Despite all of Wal-Mart’s money and conniving, on rare occasions, a union organizing effort wins. And then, the global giant responds by shutting them down.
In 2000, when the United Food and Commercial Workers finally organized a small number of butchers in East Texas, Wal-Mart immediately phased out butchers at all of its stores and stocked prepackaged meat. Similarly, when a store in Canada voted to unionize, Wal-Mart closed the whole store, contending it had been unprofitable.

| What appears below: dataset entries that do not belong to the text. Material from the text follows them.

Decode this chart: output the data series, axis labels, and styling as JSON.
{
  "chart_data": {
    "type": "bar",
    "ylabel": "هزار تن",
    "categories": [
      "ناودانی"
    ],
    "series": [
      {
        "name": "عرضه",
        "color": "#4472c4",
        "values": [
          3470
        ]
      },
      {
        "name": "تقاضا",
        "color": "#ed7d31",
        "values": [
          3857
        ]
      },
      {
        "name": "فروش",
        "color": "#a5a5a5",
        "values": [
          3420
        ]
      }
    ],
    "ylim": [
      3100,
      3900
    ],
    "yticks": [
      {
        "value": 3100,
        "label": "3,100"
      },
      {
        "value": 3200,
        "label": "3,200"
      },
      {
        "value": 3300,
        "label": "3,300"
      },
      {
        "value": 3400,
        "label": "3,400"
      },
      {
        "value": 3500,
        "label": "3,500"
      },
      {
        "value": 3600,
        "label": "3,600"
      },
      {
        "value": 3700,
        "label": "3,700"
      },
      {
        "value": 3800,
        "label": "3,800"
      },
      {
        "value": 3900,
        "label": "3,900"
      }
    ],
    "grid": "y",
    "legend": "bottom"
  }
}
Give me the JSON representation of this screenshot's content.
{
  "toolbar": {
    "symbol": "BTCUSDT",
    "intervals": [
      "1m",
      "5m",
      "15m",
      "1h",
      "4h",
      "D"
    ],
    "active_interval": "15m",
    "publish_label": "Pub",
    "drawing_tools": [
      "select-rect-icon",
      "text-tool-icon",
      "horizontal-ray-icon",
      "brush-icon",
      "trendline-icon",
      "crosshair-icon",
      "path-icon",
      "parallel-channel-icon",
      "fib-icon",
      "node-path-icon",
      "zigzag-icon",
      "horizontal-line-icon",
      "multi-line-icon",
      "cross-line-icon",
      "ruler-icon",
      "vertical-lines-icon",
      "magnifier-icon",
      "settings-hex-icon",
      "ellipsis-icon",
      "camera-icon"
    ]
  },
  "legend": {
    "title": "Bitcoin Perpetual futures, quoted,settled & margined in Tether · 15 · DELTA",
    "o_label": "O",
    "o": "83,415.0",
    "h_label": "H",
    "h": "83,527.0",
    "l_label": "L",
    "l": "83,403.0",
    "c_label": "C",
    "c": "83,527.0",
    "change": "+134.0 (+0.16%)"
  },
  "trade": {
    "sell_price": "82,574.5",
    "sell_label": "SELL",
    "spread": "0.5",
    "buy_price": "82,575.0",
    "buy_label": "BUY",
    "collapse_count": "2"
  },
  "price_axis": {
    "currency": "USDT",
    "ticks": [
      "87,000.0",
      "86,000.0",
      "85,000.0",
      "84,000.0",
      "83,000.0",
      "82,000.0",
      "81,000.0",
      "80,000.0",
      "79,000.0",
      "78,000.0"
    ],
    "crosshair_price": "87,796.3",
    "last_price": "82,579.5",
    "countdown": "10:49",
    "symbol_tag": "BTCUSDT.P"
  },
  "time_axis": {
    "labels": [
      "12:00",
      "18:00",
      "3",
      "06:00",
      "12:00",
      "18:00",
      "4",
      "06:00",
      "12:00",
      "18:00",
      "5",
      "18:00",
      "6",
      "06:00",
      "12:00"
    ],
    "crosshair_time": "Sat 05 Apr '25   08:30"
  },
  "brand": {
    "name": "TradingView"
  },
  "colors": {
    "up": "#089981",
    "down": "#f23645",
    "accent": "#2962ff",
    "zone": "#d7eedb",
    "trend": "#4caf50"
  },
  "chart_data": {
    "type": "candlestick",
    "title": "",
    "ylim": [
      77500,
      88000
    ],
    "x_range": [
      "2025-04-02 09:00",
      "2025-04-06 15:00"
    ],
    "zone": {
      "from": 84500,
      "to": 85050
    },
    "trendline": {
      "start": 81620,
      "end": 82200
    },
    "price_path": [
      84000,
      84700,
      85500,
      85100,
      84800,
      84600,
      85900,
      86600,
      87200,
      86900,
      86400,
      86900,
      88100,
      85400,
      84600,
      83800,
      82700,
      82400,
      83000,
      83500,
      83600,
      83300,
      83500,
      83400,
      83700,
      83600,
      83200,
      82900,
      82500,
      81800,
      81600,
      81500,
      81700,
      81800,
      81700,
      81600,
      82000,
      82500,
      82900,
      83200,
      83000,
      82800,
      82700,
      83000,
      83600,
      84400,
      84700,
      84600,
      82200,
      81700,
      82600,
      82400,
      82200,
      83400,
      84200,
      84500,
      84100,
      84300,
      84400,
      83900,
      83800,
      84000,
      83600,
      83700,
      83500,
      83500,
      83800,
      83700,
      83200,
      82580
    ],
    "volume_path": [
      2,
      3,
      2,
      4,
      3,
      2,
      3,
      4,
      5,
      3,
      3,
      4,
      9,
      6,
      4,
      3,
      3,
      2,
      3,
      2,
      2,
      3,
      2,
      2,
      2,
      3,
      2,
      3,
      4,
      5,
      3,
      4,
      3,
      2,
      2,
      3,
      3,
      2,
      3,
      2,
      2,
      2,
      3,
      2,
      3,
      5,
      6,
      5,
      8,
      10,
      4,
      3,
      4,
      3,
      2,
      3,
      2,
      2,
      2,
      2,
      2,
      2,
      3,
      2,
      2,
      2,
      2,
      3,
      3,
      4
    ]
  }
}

This really comes down to a moral issue, just like it does for Jews who question whether meat processed by child laborers in abusive, illegal conditions is really kosher. The question for this country is whether it is moral to allow continued rule by Wal-Mart mentality, with its cheap imported wares of dubious safety manufactured under questionable conditions in foreign countries, then imported and sold in stores by American workers paid less than a living wage and denied health care and the right to organize a union.
Restoring workers’ freedom to organize and bargain collectively would protect them against the kinds of abuses alleged Agriprocessors. And it would begin to rebuild America’s great middle class as well as re-establish one of our country’s fundamental liberties: the right of free association.